As Olimpíadas e a corrida pela glória

Publicado por Eduardo Kormives em agosto 16, 2016 Cultura | Pastorais | Tags:, , , | Sem comentários

Se você se vibrou ao assistir Usain Bolt tornar-se o maior velocista olímpico da história, sugiro que baixe ou alugue um dos meus filmes preferidos de todos os tempos: Carruagens de fogo (1981), do diretor Hugh Hudson. Vencedor de quatro Oscars, incluindo o de melhor filme do ano, a película narra a trajetória dos velocistas britânicos Eric Liddell e Harold Abrahams nas Olimpíadas de Paris-1924.

Carruagens de fogo tem uma abertura espetacular ao som da trilha sonora composta pelo grego Vangelis, imortalizada na história do cinema e ligada às corridas para sempre. Mas o filme vai muito além da qualidade técnica. Com bastante habilidade, Hudson usa a pista de atletismo para por lado a lado duas visões de mundo completamente diferentes. Abrahams e Lidell são ambos velocistas com talento natural indiscutível, mas parecem dispostos a realizar os mesmos sacrifícios pela glória.

“Cada um corre à sua maneira. Mas de onde vem a força que conduz ao fim da disputa?”, pergunta Lidell. Apelidado de escocês voador, ele era um cristão filho de missionários que via no esporte um meio para fazer Deus conhecido. Abrahams, por sua vez, um judeu bem-nascido, enxergava um fim na medalha: derrotar o preconceito e ser aceito entre seus pares da elite britânica como um igual.

Lidell chocou o mundo esportivo e sua própria delegação ao desistir da disputa dos 100m rasos porque as eliminatórias seriam disputadas num domingo, o Dia do Senhor – ele acabaria correndo os 400m. Abrahams, que na olimpíada anterior não havia chegado às finais, recorre a um treinador profissional, decisão eticamente discutível numa época em que o espírito cultivava um espírito amador, no sentido estrito da palavra.

Não vou contar o final de Carruagens de Fogo, para não estragar a diversão. Mas vou contar o que ocorreu depois dos Jogos de Paris-1924. Abrahams teve uma carreira de sucesso. Foi advogado e comentarista esportivo da BBC Radio por mais de 40 anos, e morreu em 1978, aos 78 anos. Liddell desapareceu dos holofotes no auge da fama. Voltou à Universidade de Edimburgo, onde se formou bacharel em ciências puras. Maior esportista da história da Escócia, decidiu tornar-se missionário no Norte da China, seguindo os passos dos pais. No dia em que embarcou para a viagem, foi acompanhado por uma multidão nas ruas de Ebimburgo, que cantava “Ele é um bom camarada.”

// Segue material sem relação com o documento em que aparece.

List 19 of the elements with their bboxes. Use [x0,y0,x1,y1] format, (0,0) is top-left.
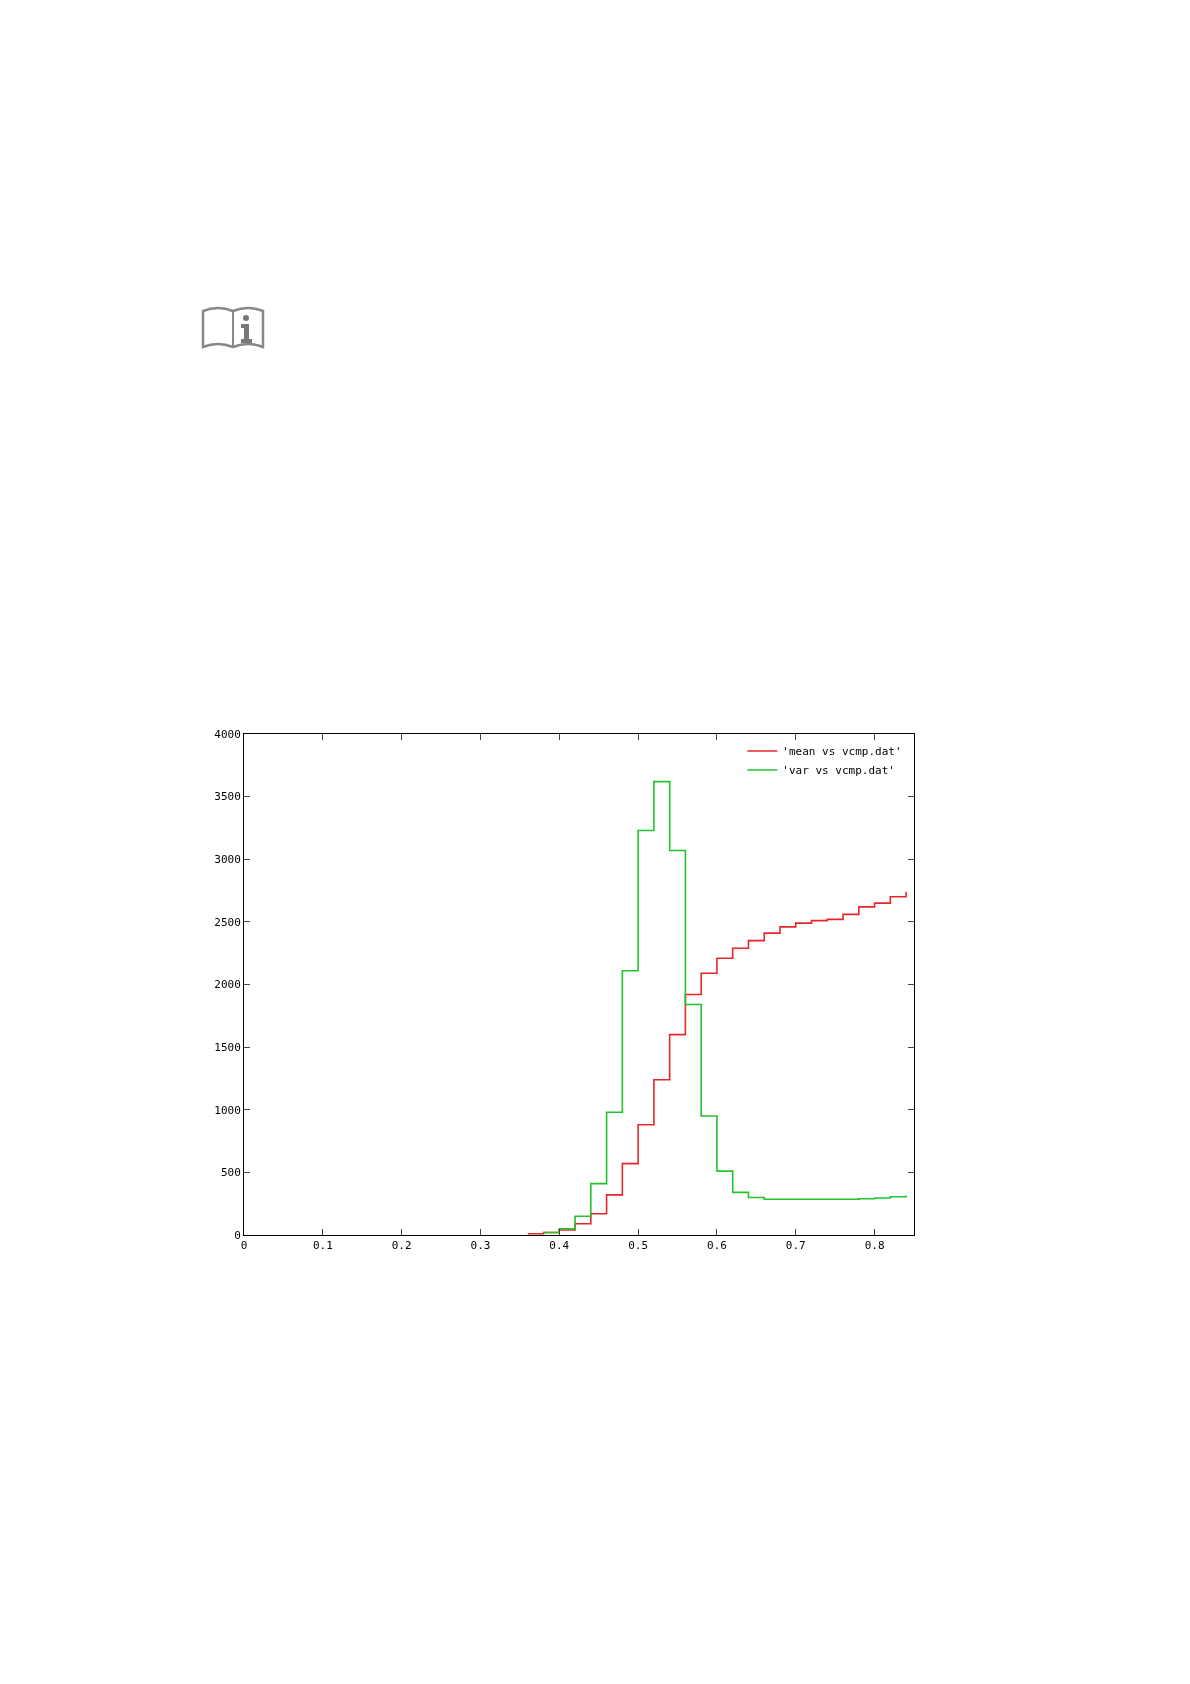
x-tick-label: 0.7 [785,1239,806,1253]
y-tick-label: 1500 [214,1040,241,1054]
y-tick-label: 3000 [214,853,241,867]
x-tick-label: 0.8 [864,1239,885,1253]
y-tick-label: 2000 [214,978,241,992]
legend-label: 'mean vs vcmp.dat' [782,745,902,759]
legend-label: 'var vs vcmp.dat' [782,764,895,778]
x-tick-label: 0.3 [470,1239,491,1253]
y-tick-label: 4000 [214,727,241,741]
x-tick-label: 0.6 [707,1239,727,1253]
y-tick-label: 500 [220,1166,241,1180]
x-tick-label: 0.1 [312,1239,333,1253]
y-tick-label: 2500 [214,915,241,929]
y-tick-label: 1000 [214,1103,241,1117]
x-tick-label: 0.2 [391,1239,412,1253]
y-tick-label: 3500 [214,790,241,804]
x-tick-label: 0.5 [628,1239,649,1253]
y-tick-label: 0 [234,1228,241,1242]
x-tick-label: 0.4 [549,1239,570,1253]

Lidell anunciou a boa notícia do Evangelho nas cidades de Tianjin e Siaochang, entre 1925 e 1943. Ordenou-se pastor, casou e teve três filhas. Com a região ocupava pelo exército japonês na Segunda Guerra Mundial, enviou a família para o Canadá em 1941. Dois anos depois, Lidell seria levado pelos japoneses no acampamento de internação Weihsien, onde cuidaria de idosos, ensinaria a Bíblia e ciências e organizaria jogos para as crianças.

Envolvido numa troca de prisioneiros negociada pelo primeiro-ministro britânico, Winston Churchill, preferiu dar seu lugar a uma mulher grávida. Morreu em 21 de fevereiro de 1945, a cinco meses do fim da guerra, acometido por um tumor cerebral e febre tifóide. “Eu creio que Deus me fez para um propósito. Mas ele também me fez veloz, e quando eu corro, eu sinto seu prazer” é uma das frases mais marcantes do filme. Talvez seja essa a mensagem principal do filme: o prazer que Deus sente em nós e que nós igualmente sentimos quando nos tornamos os seres humanos que podemos ser.

Anos depois da Guerra, Stephen Metcalfe, outro prisioneiro em Weihsien, escreveu o seguinte sobre Liddell: “Ele deu-me duas coisas: a primeira foram seus desgastados tênis de corrida, mas a melhor coisa que ele me deu foi a batuta do perdão. Ele me ensinou a amar os meus inimigos, os japoneses, e orar por eles”.

Impossível não lembrar das palavras do apóstolo Paulo, que recorre às corridas em 1ª Coríntios 9:24-27 para tratar de um prêmio maior.

Vocês sabem que numa corrida, embora todos os corredores tomem parte, somente um ganha o prêmio. Portanto, corram de tal maneira que ganhem o prêmio. Todo atleta que está treinando aguenta exercícios duros porque quer receber uma coroa de folhas de louro, uma coroa que, aliás, não dura muito. Mas nós queremos receber uma coroa que dura para sempre. Por isso corro direto para a linha final.